“Una forza determinante per la coalizione” e a Chieti arriva Bersani
Candidate e testimonial d’eccezione martedì pomeriggio all’incontro dedicato al tema della rappresentanza femminile nelle istituzioni e al voto alle donne a 80 anni dal suffragio universale, promosso con le candidate delle sette liste della coalizione progressista e civica che sostiene Giovanni Legnini. Un momento di confronto sul ruolo delle donne nelle istituzioni che ha visto la partecipazione della presidente della Regione Umbria Stefania Proietti, della già sindaca di Ancona Valeria Mancinelli e della deputata Daniela Torto che hanno portato la loro esperienza accanto alle candidate della coalizione.
“Quella di Legnini è una credibilità costruita sul campo, riconosciuta anche da amministratori di orientamenti diversi – ha dichiarato Stefania Proietti – . Oggi è questo che i cittadini chiedono alla politica: serietà, competenza e capacità di fare. E spesso le donne lo colgono con particolare chiarezza, perché sono abituate a misurarsi con la realtà quotidiana”. Per l’attuale consigliera regionale delle Marche, Mancinelli “Legnini ha la capacità rara di trasformare idee e valori in realtà”. “Nel 2026 non è scontato ricordare che si vota anche per le donne – ha invece sottolineato Daniela Torto –. Le candidate della coalizione rappresentano competenza e impegno reale. Per stare dalla parte delle donne servono fatti, non dichiarazioni. Con Legnini questo approccio è concreto e quotidiano. E io ne sono testimone diretta: qui le donne non sono invisibili, sono protagoniste”.
“La nostra coalizione ci consegna un dato molto importante: su 224 candidati, 113, la maggioranza, sono donne – le parole di Giovanni Legnini –. È il segno tangibile delle donne che con convinzione intendono partecipare al governo della città. La doppia preferenza è una conquista democratica che rafforza la rappresentanza e rende le istituzioni più solide. Un consiglio comunale con poche donne è un consiglio più debole. Le donne portano concretezza, equilibrio e capacità di affrontare i problemi senza retorica. Per questo il voto alle donne è una scelta che rafforza la qualità della democrazia e del governo della città”.
Poco dopo l’incontro dedicato al voto e alle donne, in un’affollata piazzale Marconi, Legnini ha dialogato con l’ex ministro Pierluigi Bersani il quale ha rinnovato la stima nei confronti del candidato sindaco del centrosinistra.

“Raramente – le parole dedicate in un post da Bersani a Legnini – ho incontrato una persona con tante competenze e idealità, con un tratto popolare, una persona di questa grandissima onestà e serietà.
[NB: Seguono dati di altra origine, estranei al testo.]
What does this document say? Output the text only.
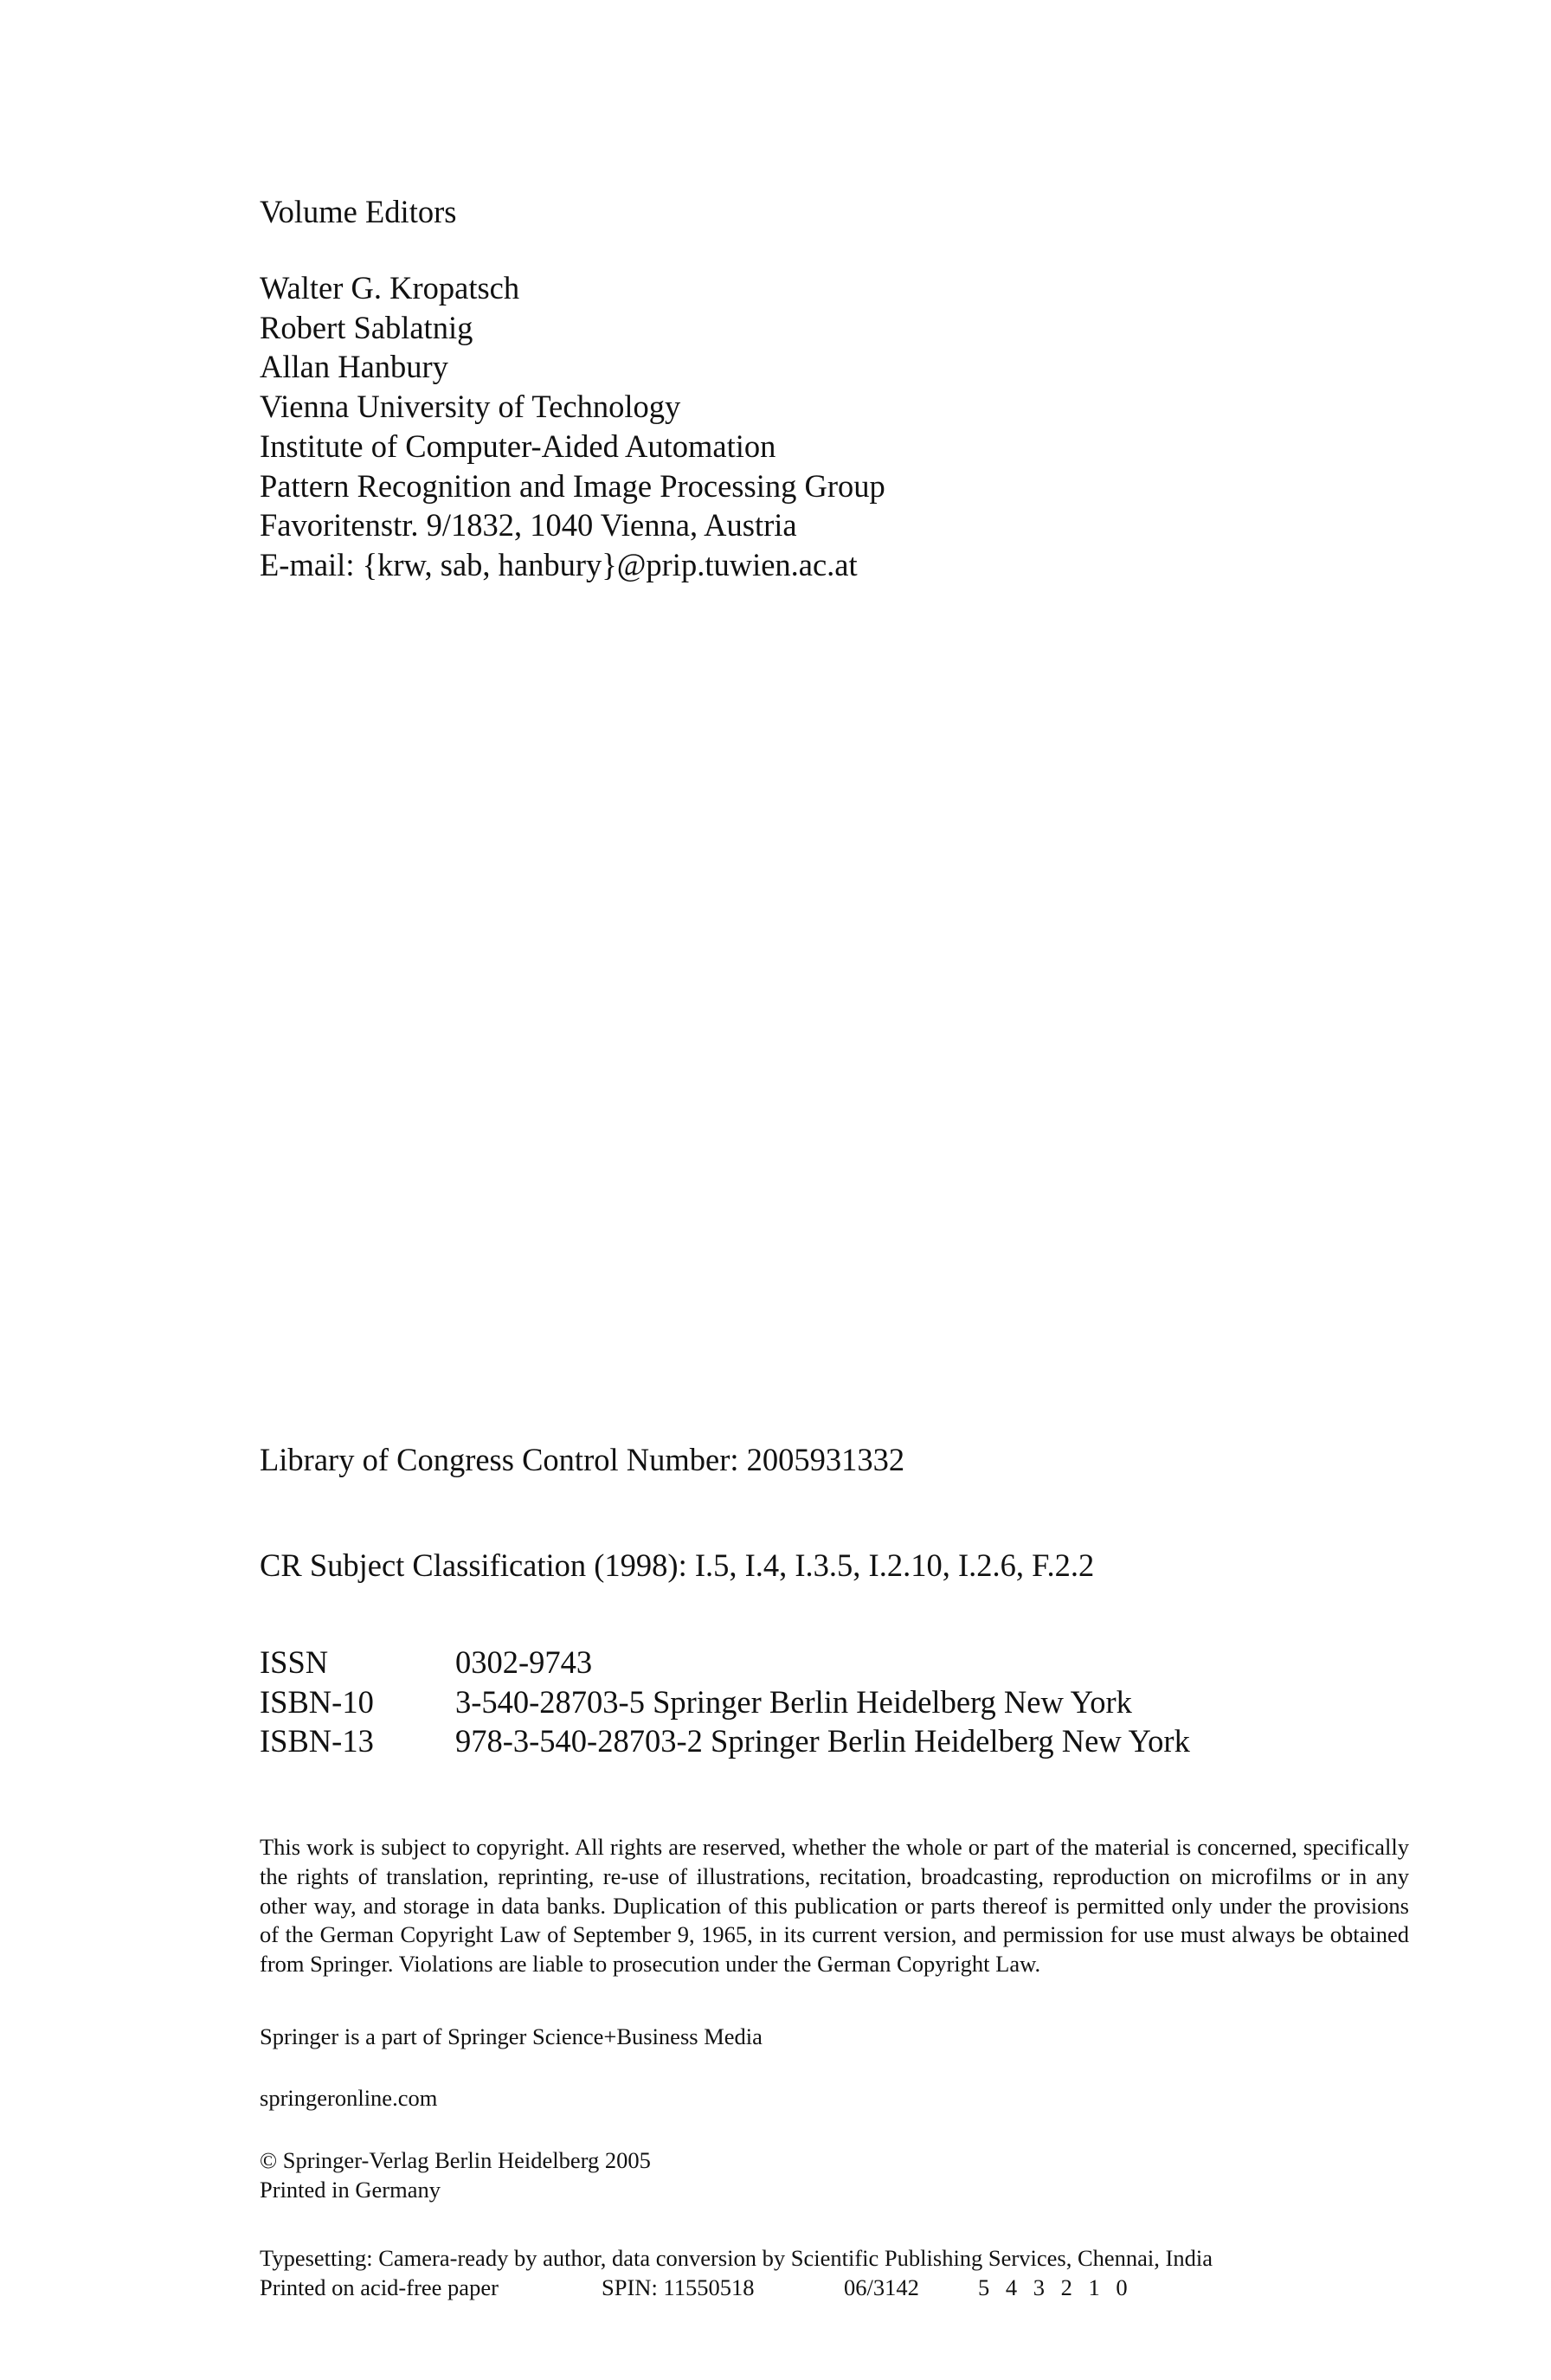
Volume Editors
Walter G. Kropatsch
Robert Sablatnig
Allan Hanbury
Vienna University of Technology
Institute of Computer-Aided Automation
Pattern Recognition and Image Processing Group
Favoritenstr. 9/1832, 1040 Vienna, Austria
E-mail: {krw, sab, hanbury}@prip.tuwien.ac.at
Library of Congress Control Number: 2005931332
CR Subject Classification (1998): I.5, I.4, I.3.5, I.2.10, I.2.6, F.2.2
ISSN	0302-9743
ISBN-10	3-540-28703-5 Springer Berlin Heidelberg New York
ISBN-13	978-3-540-28703-2 Springer Berlin Heidelberg New York
This work is subject to copyright. All rights are reserved, whether the whole or part of the material is concerned, specifically the rights of translation, reprinting, re-use of illustrations, recitation, broadcasting, reproduction on microfilms or in any other way, and storage in data banks. Duplication of this publication or parts thereof is permitted only under the provisions of the German Copyright Law of September 9, 1965, in its current version, and permission for use must always be obtained from Springer. Violations are liable to prosecution under the German Copyright Law.
Springer is a part of Springer Science+Business Media
springeronline.com
© Springer-Verlag Berlin Heidelberg 2005
Printed in Germany
Typesetting: Camera-ready by author, data conversion by Scientific Publishing Services, Chennai, India
Printed on acid-free paper	SPIN: 11550518	06/3142	5 4 3 2 1 0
Chieti non può lasciarsi scappare proprio un sindaco così. In questa campagna elettorale noi parliamo delle città ma vogliamo anche dire come la pensiamo: siamo contro alla guerra come Papa Leone e come Pedro Sanchez. Non è ammissibile che si sequestrino italiani in acque internazionali. E chi gli piace Trump è ora che si faccia vedere da uno bravo. Chi pensa di affrontare il futuro con il sovranismo e il nazionalismo ci porta alla crisi e alle guerre”.